Aterrizó Claudia en Normandía una mañana de noviembre. Nada más desembarcar sus enseres en el dormitorio de la pensión, se sentó en el borde de la única silla de la estancia. Con prudencia, temiendo alterar un orden desconocido, un equilibrio ajeno. Y entonces dejó que le saliera todo lo que llevaba dentro.  Pensó que se inundaría el edificio entero con  tanta lágrima sobre ese suelo de baldosa, helado. ¡Qué pena!. ¿Por qué?.  ¿Quién me manda a mí? No sé hablar francés. En el aeropuerto no estaba segura de si me estaban pidiendo los papeles de la vacuna o el pasaporte. Al llegar al maravilloso pueblo de postal donde iba a disfrutar de un paso hacia delante en mi vida, llovía a cántaros. Esa imagen de un periodo idealizado de crecimiento personal, se esfumó. No era tan bonito. No era bonito. Era gris y oscuro. La casa de piedra con jardín coloreado de hortensias, de fachada con madera vista en balcones y ventanas, contraventas verdes, e interiores caldeados con fuego de enebro, resultó ser un edificio algo decadente, con manifiesta necesidad de actualización. Hacía frío, olía a frío. Y Claudia, sentada en la silla buscaba las razones de su viaje. Echaba de menos su vida ayer mismo, las comidas en familia (incluso el hígado), levantarse y encontrar a mamá trajinando en la cocina, el beso de papá al despedirse o que la esperara para llevarla a clase; discutir en casa, el desorden, a sus hermanos chinchándola, las restricciones a la hora de llegar por la noche; echaba de menos las preguntas por su estado de ánimo. Eso y mucho más, bueno y no tanto, le faltaba nada más llegar. 

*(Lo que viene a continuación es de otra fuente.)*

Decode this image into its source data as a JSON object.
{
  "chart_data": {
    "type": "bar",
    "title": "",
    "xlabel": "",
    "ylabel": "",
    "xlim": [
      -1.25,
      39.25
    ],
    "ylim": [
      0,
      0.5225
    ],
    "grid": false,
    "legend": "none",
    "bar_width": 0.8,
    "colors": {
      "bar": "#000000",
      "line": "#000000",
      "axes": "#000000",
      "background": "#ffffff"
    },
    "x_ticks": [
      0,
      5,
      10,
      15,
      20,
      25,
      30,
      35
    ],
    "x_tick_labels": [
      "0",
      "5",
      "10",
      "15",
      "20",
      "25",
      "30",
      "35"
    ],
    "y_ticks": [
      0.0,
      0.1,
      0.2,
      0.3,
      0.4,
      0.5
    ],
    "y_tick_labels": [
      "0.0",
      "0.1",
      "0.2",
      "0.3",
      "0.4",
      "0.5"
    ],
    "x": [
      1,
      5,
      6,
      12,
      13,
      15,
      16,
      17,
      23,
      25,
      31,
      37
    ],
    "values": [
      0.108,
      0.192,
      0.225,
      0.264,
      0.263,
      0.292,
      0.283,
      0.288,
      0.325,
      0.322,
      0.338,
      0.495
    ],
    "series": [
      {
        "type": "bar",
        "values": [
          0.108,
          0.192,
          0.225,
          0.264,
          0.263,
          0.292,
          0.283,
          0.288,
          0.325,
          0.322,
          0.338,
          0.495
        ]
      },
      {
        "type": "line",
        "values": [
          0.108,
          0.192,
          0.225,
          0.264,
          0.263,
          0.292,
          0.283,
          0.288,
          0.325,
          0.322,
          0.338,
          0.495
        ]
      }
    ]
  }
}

Todo se arreglaría al día siguiente, pensó cuando se calmó con su propio llanto.  Había que esperar a que saliera el sol. En efecto. Mañana será otro día, arrópate y duerme. Tras una noche de tormenta, de rayos y truenos juntos, el amanecer fue sereno, regando el sol de tenues rayos la tierra empapada y caldeando al aire. Acude Claudia guapísima a la universidad donde está becada. Encuentra su laboratorio. Todo parece fácil hoy. Se cruza en un pasillo con el chico más guapo que ha visto en su vida. Sonríe hacia dentro.  Por fuera sus mofletes se vuelven encarnados. Él la mira y hace una leve inclinación de cabeza, insinuando un saludo con los ojos. 

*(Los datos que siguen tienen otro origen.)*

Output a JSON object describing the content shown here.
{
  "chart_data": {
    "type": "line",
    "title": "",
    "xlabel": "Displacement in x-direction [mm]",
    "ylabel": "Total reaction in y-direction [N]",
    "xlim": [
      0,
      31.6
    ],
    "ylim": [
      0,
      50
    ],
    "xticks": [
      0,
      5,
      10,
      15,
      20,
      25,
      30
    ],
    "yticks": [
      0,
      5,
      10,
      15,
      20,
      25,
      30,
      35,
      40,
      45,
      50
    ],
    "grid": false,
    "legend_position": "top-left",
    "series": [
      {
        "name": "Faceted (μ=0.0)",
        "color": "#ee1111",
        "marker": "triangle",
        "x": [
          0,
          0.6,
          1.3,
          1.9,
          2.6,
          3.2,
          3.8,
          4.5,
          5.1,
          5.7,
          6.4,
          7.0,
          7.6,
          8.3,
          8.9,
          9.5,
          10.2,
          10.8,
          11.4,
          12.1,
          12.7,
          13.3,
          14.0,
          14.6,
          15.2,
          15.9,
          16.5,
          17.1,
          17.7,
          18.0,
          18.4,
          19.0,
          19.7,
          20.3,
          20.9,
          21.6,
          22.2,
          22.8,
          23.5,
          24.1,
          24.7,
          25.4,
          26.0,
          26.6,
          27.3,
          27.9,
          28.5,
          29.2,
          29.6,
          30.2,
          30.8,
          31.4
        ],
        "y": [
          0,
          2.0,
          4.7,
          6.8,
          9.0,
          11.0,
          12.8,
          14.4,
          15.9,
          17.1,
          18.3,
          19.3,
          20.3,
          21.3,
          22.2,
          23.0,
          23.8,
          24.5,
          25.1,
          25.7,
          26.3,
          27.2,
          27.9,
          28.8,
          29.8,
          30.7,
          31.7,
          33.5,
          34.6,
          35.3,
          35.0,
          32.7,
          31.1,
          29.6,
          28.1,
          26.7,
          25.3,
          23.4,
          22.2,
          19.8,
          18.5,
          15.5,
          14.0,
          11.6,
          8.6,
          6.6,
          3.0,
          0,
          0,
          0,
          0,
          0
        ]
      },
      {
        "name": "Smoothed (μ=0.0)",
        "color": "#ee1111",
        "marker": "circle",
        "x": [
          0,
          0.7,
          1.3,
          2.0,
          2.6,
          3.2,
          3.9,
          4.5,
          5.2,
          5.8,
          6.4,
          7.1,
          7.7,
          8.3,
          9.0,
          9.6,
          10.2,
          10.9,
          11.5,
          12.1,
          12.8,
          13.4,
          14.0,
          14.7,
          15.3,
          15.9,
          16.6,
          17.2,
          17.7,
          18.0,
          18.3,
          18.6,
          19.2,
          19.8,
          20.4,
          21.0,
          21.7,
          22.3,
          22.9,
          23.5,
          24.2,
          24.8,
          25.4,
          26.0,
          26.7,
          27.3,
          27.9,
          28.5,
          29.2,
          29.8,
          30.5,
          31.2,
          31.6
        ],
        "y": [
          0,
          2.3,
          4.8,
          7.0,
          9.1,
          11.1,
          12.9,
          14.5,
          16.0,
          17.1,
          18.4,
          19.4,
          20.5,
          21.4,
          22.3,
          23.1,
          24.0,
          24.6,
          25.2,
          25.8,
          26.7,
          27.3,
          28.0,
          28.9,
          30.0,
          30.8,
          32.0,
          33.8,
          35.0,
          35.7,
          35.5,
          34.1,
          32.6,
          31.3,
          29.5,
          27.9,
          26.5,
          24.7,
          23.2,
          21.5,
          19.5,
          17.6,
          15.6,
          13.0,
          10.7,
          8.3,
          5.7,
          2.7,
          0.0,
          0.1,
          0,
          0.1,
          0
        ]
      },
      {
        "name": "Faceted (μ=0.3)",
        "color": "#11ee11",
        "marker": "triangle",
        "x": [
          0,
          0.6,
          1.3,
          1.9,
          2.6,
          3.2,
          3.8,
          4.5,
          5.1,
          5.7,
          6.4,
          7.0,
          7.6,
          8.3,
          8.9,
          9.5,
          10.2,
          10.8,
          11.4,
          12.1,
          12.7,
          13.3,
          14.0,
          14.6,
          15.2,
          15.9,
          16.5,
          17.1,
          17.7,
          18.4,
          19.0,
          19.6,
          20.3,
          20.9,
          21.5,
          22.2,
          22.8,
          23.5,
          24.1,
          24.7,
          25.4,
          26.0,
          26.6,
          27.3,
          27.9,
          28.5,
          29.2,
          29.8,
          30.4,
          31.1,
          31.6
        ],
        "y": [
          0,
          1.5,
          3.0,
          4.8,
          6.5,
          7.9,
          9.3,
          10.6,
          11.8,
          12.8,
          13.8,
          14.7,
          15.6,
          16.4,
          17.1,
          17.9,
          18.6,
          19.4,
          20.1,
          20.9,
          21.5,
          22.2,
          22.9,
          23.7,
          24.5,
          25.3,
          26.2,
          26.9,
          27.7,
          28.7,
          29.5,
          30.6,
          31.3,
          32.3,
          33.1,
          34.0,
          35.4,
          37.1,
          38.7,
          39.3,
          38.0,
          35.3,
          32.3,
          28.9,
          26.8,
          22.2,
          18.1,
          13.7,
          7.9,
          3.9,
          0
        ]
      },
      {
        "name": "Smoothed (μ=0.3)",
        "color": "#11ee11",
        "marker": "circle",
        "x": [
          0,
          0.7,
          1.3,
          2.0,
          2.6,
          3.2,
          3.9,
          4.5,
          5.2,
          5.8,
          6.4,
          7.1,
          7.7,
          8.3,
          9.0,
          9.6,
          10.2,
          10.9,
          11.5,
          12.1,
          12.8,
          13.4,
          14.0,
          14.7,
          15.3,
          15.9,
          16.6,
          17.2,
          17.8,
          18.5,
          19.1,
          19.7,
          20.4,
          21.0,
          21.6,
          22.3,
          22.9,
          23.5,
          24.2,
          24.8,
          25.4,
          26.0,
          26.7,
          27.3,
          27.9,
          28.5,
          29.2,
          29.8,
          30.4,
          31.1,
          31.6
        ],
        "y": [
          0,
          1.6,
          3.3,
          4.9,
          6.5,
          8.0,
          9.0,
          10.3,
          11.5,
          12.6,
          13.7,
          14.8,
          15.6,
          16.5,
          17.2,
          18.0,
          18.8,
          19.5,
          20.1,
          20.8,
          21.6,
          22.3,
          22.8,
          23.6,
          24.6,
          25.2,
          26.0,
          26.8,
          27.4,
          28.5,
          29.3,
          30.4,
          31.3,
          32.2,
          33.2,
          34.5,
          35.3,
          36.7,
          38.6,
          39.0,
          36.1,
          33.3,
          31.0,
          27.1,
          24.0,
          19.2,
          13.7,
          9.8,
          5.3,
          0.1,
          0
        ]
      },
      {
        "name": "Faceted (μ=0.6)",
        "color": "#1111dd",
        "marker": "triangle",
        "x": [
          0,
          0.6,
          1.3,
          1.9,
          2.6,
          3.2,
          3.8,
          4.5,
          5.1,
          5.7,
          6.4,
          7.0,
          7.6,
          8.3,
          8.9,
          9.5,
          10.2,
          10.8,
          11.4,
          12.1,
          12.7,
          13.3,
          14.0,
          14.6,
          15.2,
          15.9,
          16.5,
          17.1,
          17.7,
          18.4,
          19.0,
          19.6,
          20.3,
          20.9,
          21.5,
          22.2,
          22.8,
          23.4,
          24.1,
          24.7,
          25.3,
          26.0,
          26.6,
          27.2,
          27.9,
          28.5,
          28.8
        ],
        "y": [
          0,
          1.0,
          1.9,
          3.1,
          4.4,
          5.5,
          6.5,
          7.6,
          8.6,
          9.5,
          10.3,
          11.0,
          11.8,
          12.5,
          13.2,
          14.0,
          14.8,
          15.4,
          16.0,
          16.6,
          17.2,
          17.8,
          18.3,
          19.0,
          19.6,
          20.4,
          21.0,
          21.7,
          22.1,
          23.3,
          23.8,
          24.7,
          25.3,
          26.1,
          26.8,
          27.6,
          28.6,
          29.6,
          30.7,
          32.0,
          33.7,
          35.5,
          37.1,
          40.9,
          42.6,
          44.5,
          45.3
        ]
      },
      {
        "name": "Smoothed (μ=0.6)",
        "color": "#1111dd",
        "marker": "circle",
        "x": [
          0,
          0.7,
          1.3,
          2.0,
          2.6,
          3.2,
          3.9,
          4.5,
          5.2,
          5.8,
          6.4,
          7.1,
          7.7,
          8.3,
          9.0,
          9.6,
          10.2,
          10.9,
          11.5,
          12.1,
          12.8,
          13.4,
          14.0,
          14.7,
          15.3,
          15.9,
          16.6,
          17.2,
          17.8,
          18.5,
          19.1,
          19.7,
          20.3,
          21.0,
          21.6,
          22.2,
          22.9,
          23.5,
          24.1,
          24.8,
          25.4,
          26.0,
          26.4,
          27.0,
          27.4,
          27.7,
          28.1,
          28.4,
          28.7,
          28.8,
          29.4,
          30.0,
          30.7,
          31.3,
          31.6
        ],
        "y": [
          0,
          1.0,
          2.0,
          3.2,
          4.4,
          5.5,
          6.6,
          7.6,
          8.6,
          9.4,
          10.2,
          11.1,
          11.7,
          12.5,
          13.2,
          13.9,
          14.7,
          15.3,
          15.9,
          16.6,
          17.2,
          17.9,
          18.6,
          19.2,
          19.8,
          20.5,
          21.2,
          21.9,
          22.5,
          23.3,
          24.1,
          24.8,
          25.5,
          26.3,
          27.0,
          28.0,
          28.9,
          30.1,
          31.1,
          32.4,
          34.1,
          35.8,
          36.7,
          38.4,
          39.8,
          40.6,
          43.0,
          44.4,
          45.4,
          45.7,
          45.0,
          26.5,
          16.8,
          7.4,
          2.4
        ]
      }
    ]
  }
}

Al cabo de unos días, ya va adaptando su vida y su rutina al vino y la mantequilla que sustituyen a las cañas y el aceite de oliva. Compra cruasanes recién hechos y fruta por unidades. Madruga más, se acuesta antes. Es la Europa occidental, con sus costumbres y sus horarios. Alquila una bici. Usa boina y bufanda. Fuma tabaco liado. Trabaja sin parar y disfruta su estancia.

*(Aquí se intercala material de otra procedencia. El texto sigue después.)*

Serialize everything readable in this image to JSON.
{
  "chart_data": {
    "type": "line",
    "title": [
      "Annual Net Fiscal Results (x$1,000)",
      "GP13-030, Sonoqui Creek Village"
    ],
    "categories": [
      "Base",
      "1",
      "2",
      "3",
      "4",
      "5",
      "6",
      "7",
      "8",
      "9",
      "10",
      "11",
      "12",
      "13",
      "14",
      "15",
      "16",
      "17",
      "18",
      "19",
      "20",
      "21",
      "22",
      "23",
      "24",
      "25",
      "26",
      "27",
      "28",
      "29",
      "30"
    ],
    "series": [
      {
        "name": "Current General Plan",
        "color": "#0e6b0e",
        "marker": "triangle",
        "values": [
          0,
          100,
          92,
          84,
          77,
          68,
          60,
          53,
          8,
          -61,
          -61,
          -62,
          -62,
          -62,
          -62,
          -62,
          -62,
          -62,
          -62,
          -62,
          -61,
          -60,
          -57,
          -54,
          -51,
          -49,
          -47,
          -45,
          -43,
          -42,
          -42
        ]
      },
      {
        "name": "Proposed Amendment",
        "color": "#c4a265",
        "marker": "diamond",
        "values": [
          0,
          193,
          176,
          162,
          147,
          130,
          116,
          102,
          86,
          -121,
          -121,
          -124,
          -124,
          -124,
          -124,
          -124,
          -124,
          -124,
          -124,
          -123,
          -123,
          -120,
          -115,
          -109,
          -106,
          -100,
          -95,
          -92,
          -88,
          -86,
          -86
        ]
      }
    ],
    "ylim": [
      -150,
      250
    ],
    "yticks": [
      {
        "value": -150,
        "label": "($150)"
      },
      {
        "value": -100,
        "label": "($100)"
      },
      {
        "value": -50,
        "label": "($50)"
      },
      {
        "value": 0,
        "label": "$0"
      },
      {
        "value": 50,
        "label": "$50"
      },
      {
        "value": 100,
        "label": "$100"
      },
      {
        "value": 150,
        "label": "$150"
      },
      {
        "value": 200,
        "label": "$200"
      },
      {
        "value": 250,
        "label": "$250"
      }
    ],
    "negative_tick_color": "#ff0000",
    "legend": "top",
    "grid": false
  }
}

Una tarde, camina hacia su casa.  Se le están alargando los brazos porque ha comprado demasiadas cosas. Acaba de cobrar y todo lo que ve en el pequeño economato, le resulta apetecible. Compra con el estómago vacío.  En contra de las normas más elementales de buena práctica. Cuando empieza a llover, levanta la mano en cuanto ve un taxi. ¿Quién era el taxista? El chico más guapo del mundo, que vio el primer día en la universidad. Hace ya casi una semana. Cuando todavía no era francesa, como hoy. Se vuelve a poner colorada como un tomate. No le salen las palabras. Él sonríe, la ayuda con las bolsas y sin hablar, la lleva a la pensión.  Es un pueblo chiquitito. Todos conocen a la italiana que investiga como se defiende del frío la fresa. El chico más guapo del mundo resultó vivir en la pensión  de Claudia. Ese día había echado unas horitas en el taxi de un pariente para sacarse un cuartos. Pared con pared con Claudio. Cuando Claudia vio que el chico aparcaba el coche, la ayudaba con la compra y se quitaba el abrigo, no sabía si reír o llorar. El se presentó, también era investigador, belga.  Claudia sonrió, se acordó de Tintín, las patatas fritas y Axtérix. Recordó Bruselas, Brujas. Este fue solo el principio de una larga historia.